The UK had the 10th-highest number of virus cases in the world, 5,903, and the sixth-highest number of virus-related deaths as of March 23, according to tallies from Johns Hopkins University.

New infections are increasing at an exponential rate, raising concern that the country will be on a trajectory like Italy’s in a week or two if containment efforts are not successful.

In the UK, photos of people enjoying the sunny weekend outdoors and of London Underground trains packed with individuals afraid of losing jobs are giving the British government pause.

The prime minister’s spokesman, James Slack, said the government was analyzing data on public transit use, foot traffic in stores, and park visits to gauge whether people were practicing proper social distancing.

“If that data shows they haven’t stopped, then we will need to take further measures,” Slack said. “We won’t hesitate to do so, and we will do so quickly.”

While Britain has ordered bars and restaurants to close, the government’s repeated urging for people to go out only for essential reasons such as food shopping or to exercise has offered wiggle room to a public unaccustomed to confinement.

With health officials warning that thousands could die if action is not taken immediately, the government’s messages have become direr, and its willingness to entertain a nationwide lockdown like the ones imposed in Spain and Italy have become more serious.
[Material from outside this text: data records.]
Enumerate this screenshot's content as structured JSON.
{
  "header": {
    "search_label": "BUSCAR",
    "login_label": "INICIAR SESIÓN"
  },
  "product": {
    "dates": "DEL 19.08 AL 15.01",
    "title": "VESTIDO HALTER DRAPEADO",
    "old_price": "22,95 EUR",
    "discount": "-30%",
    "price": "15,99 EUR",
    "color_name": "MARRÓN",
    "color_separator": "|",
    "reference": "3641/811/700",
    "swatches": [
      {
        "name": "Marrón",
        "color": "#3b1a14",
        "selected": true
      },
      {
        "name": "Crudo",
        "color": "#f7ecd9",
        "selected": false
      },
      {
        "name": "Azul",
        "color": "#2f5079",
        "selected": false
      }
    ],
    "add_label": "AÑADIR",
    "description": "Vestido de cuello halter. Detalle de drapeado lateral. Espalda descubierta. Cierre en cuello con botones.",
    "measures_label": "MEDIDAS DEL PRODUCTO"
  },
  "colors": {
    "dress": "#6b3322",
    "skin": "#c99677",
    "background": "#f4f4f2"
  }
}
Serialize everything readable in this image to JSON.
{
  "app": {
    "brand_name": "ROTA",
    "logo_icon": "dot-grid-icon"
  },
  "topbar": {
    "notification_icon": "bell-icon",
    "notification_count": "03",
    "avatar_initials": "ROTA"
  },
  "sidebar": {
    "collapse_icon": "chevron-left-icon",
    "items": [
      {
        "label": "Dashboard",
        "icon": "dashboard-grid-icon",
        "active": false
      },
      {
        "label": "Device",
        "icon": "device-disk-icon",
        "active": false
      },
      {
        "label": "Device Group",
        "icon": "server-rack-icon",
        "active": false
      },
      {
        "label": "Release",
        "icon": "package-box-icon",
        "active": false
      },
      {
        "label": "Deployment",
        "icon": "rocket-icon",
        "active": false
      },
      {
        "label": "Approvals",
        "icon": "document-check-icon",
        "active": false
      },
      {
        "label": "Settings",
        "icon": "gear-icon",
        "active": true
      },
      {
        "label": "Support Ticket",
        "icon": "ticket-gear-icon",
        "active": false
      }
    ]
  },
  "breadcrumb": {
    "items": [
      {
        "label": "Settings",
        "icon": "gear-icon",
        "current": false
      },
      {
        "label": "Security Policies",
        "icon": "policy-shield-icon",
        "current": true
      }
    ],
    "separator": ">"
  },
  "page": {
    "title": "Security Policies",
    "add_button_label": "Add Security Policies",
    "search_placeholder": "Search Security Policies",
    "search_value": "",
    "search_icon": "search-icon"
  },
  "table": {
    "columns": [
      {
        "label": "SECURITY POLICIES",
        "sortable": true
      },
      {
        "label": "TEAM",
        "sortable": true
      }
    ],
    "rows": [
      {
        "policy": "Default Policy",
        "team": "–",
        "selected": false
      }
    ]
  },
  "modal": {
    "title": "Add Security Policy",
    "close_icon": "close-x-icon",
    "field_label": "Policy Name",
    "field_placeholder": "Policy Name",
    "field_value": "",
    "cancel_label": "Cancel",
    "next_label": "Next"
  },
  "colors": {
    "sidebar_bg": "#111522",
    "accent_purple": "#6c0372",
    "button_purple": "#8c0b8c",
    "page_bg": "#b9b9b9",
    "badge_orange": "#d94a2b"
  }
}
“This is not the sort of thing that anybody would want to do, but of course it is the sort of thing we might have to do in order to protect life,’’ Hancock told Sky News. “If you do go out, you must not get closer than two meters from someone who isn’t in your household.’’

Hancock suggested the military would be brought in to help distribute protective equipment to the National Health Service in what he characterized as a “war effort.”

“It is a war against this virus,’’ Hancock told the BBC. “The army have been incredibly helpful in getting those logistics so we can get the supplies to protect people on the front line.”

Hancock said the equipment was like having “armor” to guard against the virus.